В намерения Юма отчасти входило опровергнуть метафизические притязания философского рационализма и его дедуктивной логики. Сточки зрения Юма, возможны утверждения двух видов: одно – основанное на чистом ощущении, а другое – на чистом рассудке. Утверждение, основанное на ощущении, относится к очевидным констатациям конкретных фактов (например, "сегодня солнечный день"), которые всегда случайны (все могло бы обстоять иначе, но в действительности обстоит именно так). Утверждение, основанное на чистом рассудке, напротив, касается отношений между понятиями (например, "у квадрата все четыре стороны равны"), и эти отношения всегда обязательны – иными словами, их отрицание ведет к противоречию с самим собой. Однако истины чистого разума – каковыми являются математические истины – обязательны ровно постольку, поскольку они существуют в замкнутой и самодостаточной системе, не нуждающейся в соотнесении с внешним миром. Они истинны только согласно логическому определению, то есть выявляют скрытое внутри себя самих содержание, и поэтому не могут претендовать на непременную взаимосвязь с природой вещей. Поэтому те единственные истины, к которым имеет доступ чистый разум, тавтологичны. Разум сам по себе не в силах утверждать какую-либо истину относительно подлинной природы вещей.

Кроме того, чистый разум не только не способен на прямое проникновение в метафизическую сферу: разум не может высказывать суждения о подлинной природе вещей, даже основываясь на заключениях из собственного опыта. Невозможно познать сверхчувственное, анализируя чувственное, так как единственный принцип, на котором можно было бы основывать Подобное суждение – причинность – укоренен, в конечном счете, лишь в наблюдениях за теми или иными конкретными событиями, происходящими во временной последовательности. Лишаясь же своих темпоральных и конкретных составляющих, причинность теряет всякий смысл. Поэтому все метафизические аргументы, направленные на определенные утверждения относительно какой-либо возможной реальности по ту сторону конкретно-темпорального опыта, отметаются ввиду несостоятельности. Таким образом, Юм видел в метафизике только экзальтированную форму мифологии, не имеющую ровным счетом никакой значимости для реального мира.

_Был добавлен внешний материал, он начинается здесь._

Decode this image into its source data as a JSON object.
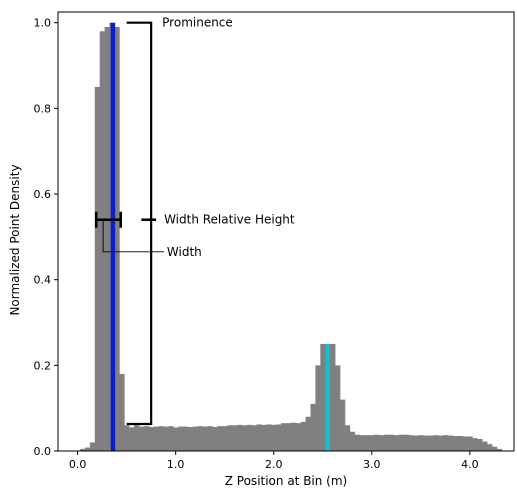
{
  "chart_data": {
    "type": "bar",
    "xlabel": "Z Position at Bin (m)",
    "ylabel": "Normalized Point Density",
    "xlim": [
      -0.2,
      4.45
    ],
    "ylim": [
      0,
      1.025
    ],
    "xticks": [
      0.0,
      1.0,
      2.0,
      3.0,
      4.0
    ],
    "xtick_labels": [
      "0.0",
      "1.0",
      "2.0",
      "3.0",
      "4.0"
    ],
    "yticks": [
      0.0,
      0.2,
      0.4,
      0.6,
      0.8,
      1.0
    ],
    "ytick_labels": [
      "0.0",
      "0.2",
      "0.4",
      "0.6",
      "0.8",
      "1.0"
    ],
    "grid": false,
    "bin_width": 0.05,
    "histogram": {
      "x": [
        0.05,
        0.1,
        0.15,
        0.2,
        0.25,
        0.3,
        0.35,
        0.4,
        0.45,
        0.5,
        0.55,
        0.6,
        0.65,
        0.7,
        0.75,
        0.8,
        0.85,
        0.9,
        0.95,
        1.0,
        1.05,
        1.1,
        1.15,
        1.2,
        1.25,
        1.3,
        1.35,
        1.4,
        1.45,
        1.5,
        1.55,
        1.6,
        1.65,
        1.7,
        1.75,
        1.8,
        1.85,
        1.9,
        1.95,
        2.0,
        2.05,
        2.1,
        2.15,
        2.2,
        2.25,
        2.3,
        2.35,
        2.4,
        2.45,
        2.5,
        2.55,
        2.6,
        2.65,
        2.7,
        2.75,
        2.8,
        2.85,
        2.9,
        2.95,
        3.0,
        3.05,
        3.1,
        3.15,
        3.2,
        3.25,
        3.3,
        3.35,
        3.4,
        3.45,
        3.5,
        3.55,
        3.6,
        3.65,
        3.7,
        3.75,
        3.8,
        3.85,
        3.9,
        3.95,
        4.0,
        4.05,
        4.1,
        4.15,
        4.2,
        4.25,
        4.3
      ],
      "values": [
        0.005,
        0.008,
        0.02,
        0.85,
        0.98,
        0.99,
        1.0,
        0.99,
        0.18,
        0.06,
        0.055,
        0.06,
        0.057,
        0.058,
        0.056,
        0.057,
        0.058,
        0.057,
        0.058,
        0.055,
        0.057,
        0.057,
        0.056,
        0.057,
        0.058,
        0.057,
        0.058,
        0.056,
        0.058,
        0.058,
        0.06,
        0.06,
        0.061,
        0.06,
        0.061,
        0.06,
        0.062,
        0.061,
        0.062,
        0.061,
        0.062,
        0.065,
        0.065,
        0.066,
        0.065,
        0.068,
        0.08,
        0.11,
        0.2,
        0.25,
        0.25,
        0.25,
        0.2,
        0.12,
        0.06,
        0.045,
        0.038,
        0.037,
        0.037,
        0.037,
        0.038,
        0.037,
        0.038,
        0.038,
        0.037,
        0.038,
        0.038,
        0.037,
        0.036,
        0.037,
        0.036,
        0.036,
        0.037,
        0.036,
        0.037,
        0.036,
        0.035,
        0.035,
        0.034,
        0.034,
        0.03,
        0.028,
        0.022,
        0.016,
        0.01,
        0.005
      ],
      "color": "#808080"
    },
    "peaks": [
      {
        "x": 0.36,
        "height": 1.0,
        "color": "#0a1ecc"
      },
      {
        "x": 2.55,
        "height": 0.25,
        "color": "#17becf"
      }
    ],
    "annotations": {
      "prominence": {
        "label": "Prominence",
        "x_start": 0.5,
        "x_end": 0.75,
        "y_top": 1.0,
        "y_bottom": 0.063
      },
      "width_relative_height": {
        "label": "Width Relative Height",
        "y": 0.54,
        "marker_x": [
          0.65,
          0.8
        ]
      },
      "width": {
        "label": "Width",
        "x_left": 0.19,
        "x_right": 0.44,
        "y": 0.54,
        "leader_x": 0.26,
        "leader_y": 0.465,
        "leader_end_x": 0.88
      }
    },
    "colors": {
      "bar": "#808080",
      "axis": "#000000",
      "annotation": "#000000"
    }
  }
}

Однако еще одним, более тревожным для современного мышления, последствием юмовского критического анализа стало то, что он подорвал саму эмпирическую науку, ибо логическое основание последней – индукция – отныне было признано недостоверным. Логическое продвижение разума от Множества частностей к некой универсальной определенности нельзя было возвести в ранг закона: сколь бы часто ни наблюдалась данная событийная последовательность, никогда нельзя быть до конца уверенным в том, что эта событийная последовательность носит причинный характер и что в дальнейшем она всегда будет повторяться. Если в прошлом событие В всегда наблюдалось вслед за событием А, из этого не следует, что и впредь это всегда будет происходить. Всякое же принятие этого как "закона", всякая вера в то, что подобная последовательность являет собой истинные причинные отношения, – является вовсе не логической определенностью, а всего лишь прочно укоренившейся психологической убежденностью. Кажущаяся причинная необходимость, усматриваемая в явлениях, представляется необходимостью лишь субъективному убеждению, лишь человеческому воображению, подвластному привычке искать постоянного сцепления идей. Объективного же основания она под собой не имеет. В событиях можно улавливать некую регулярность, однако нельзя усматривать в них необходимость. Последняя есть не что иное, как субъективное ощущение, возникающее в силу восприятия некой очевидной регулярности. В подобных обстоятельствах наука возможна, но она остается исключительно наукой феноменального мира, то есть видимых явлений, фиксируемых разумом, научная же определенность относится к сугубо субъективной области, определяемой не природой, а человеческой психологией.

Парадоксальным образом Юм начал с намерения приложить строгие ньютоновские "экспериментальные" принципы к исследованию человека, чтобы перенести ряд успешных эмпирических методов из естествознания в науку о человеке. Однако закончил он тем, что поставил под сомнение объективную определенность всей эмпирической науки вообще. Если все человеческое знание основано на опыте, но вместе с тем индукцию нельзя оправдать логически, тогда человек не обладает никаким определенным знанием.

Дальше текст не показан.